On Tuesday, OpenAI introduced that o3-pro, a brand new model of its most succesful simulated reasoning mannequin, is now obtainable to ChatGPT Professional and Staff customers, changing o1-pro within the mannequin picker. The corporate additionally decreased API pricing for o3-pro by 87 % in comparison with o1-pro whereas chopping o3 costs by 80 %. Whereas “reasoning” is helpful for some analytical duties, new research have posed basic questions on what the phrase really means when utilized to those AI techniques.
We’ll take a deeper take a look at “reasoning” in a minute, however first, let’s look at what’s new. Whereas OpenAI initially launched o3 (non-pro) in April, the o3-pro mannequin focuses on arithmetic, science, and coding whereas including new capabilities like net search, file evaluation, picture evaluation, and Python execution. Since these software integrations sluggish response occasions (longer than the already sluggish o1-pro), OpenAI recommends utilizing the mannequin for advanced issues the place accuracy issues greater than pace. Nevertheless, they don’t essentially confabulate much less than “non-reasoning” AI fashions (they nonetheless introduce factual errors), which is a major caveat when looking for correct outcomes.
Past the reported efficiency enhancements, OpenAI introduced a considerable value discount for builders. O3-pro prices $20 per million enter tokens and $80 per million output tokens within the API, making it 87 % cheaper than o1-pro. The corporate additionally decreased the value of the usual o3 mannequin by 80 %.

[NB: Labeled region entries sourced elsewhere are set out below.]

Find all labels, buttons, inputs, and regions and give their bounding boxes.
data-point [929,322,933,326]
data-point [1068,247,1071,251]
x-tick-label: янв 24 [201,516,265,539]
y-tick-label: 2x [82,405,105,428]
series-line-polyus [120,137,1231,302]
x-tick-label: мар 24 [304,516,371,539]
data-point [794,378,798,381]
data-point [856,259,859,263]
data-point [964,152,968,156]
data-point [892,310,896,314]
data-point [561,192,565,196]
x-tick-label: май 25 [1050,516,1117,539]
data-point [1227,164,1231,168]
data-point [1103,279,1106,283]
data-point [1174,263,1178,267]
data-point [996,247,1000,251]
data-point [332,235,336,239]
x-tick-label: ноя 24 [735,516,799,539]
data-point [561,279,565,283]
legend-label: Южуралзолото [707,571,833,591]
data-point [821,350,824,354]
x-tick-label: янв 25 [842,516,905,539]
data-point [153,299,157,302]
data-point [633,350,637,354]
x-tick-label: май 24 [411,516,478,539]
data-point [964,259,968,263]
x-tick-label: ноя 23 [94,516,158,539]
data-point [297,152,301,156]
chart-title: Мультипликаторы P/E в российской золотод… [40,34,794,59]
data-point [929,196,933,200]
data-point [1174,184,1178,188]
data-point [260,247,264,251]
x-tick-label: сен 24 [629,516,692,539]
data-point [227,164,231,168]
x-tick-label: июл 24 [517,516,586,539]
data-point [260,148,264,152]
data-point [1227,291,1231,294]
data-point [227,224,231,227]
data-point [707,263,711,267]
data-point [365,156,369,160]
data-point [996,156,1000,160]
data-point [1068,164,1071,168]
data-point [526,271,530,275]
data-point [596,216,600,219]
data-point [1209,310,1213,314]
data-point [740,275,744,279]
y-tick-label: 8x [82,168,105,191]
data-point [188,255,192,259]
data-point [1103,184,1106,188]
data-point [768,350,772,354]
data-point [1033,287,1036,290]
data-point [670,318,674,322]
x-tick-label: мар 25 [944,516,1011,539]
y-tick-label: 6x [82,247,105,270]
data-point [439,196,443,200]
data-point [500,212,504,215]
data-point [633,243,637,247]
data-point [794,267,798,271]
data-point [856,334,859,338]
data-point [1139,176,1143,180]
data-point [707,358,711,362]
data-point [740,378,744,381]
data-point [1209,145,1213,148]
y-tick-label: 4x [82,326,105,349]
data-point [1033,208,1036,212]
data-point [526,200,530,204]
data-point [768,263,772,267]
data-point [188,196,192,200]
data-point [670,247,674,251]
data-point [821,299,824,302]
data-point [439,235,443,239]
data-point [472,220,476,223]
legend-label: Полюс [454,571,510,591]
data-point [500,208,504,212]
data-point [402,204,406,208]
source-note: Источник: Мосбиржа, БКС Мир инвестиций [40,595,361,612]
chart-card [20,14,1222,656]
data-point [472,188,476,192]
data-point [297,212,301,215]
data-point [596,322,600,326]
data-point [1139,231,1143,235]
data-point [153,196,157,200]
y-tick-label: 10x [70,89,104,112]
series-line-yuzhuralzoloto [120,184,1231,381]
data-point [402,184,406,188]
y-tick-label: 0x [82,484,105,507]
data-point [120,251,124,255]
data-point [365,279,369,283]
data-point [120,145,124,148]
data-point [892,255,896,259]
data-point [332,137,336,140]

These reductions tackle one of many predominant issues with reasoning fashions—their excessive price in comparison with commonplace fashions. The unique o1 price $15 per million enter tokens and $60 per million output tokens, whereas o3-mini price $1.10 per million enter tokens and $4.40 per million output tokens.
Why use o3-pro?
Not like general-purpose fashions like GPT-4o that prioritize pace, broad data, and making customers be ok with themselves, o3-pro makes use of a chain-of-thought simulated reasoning course of to commit extra output tokens towards working by means of advanced issues, making it typically higher for technical challenges that require deeper evaluation. Nevertheless it’s nonetheless not excellent.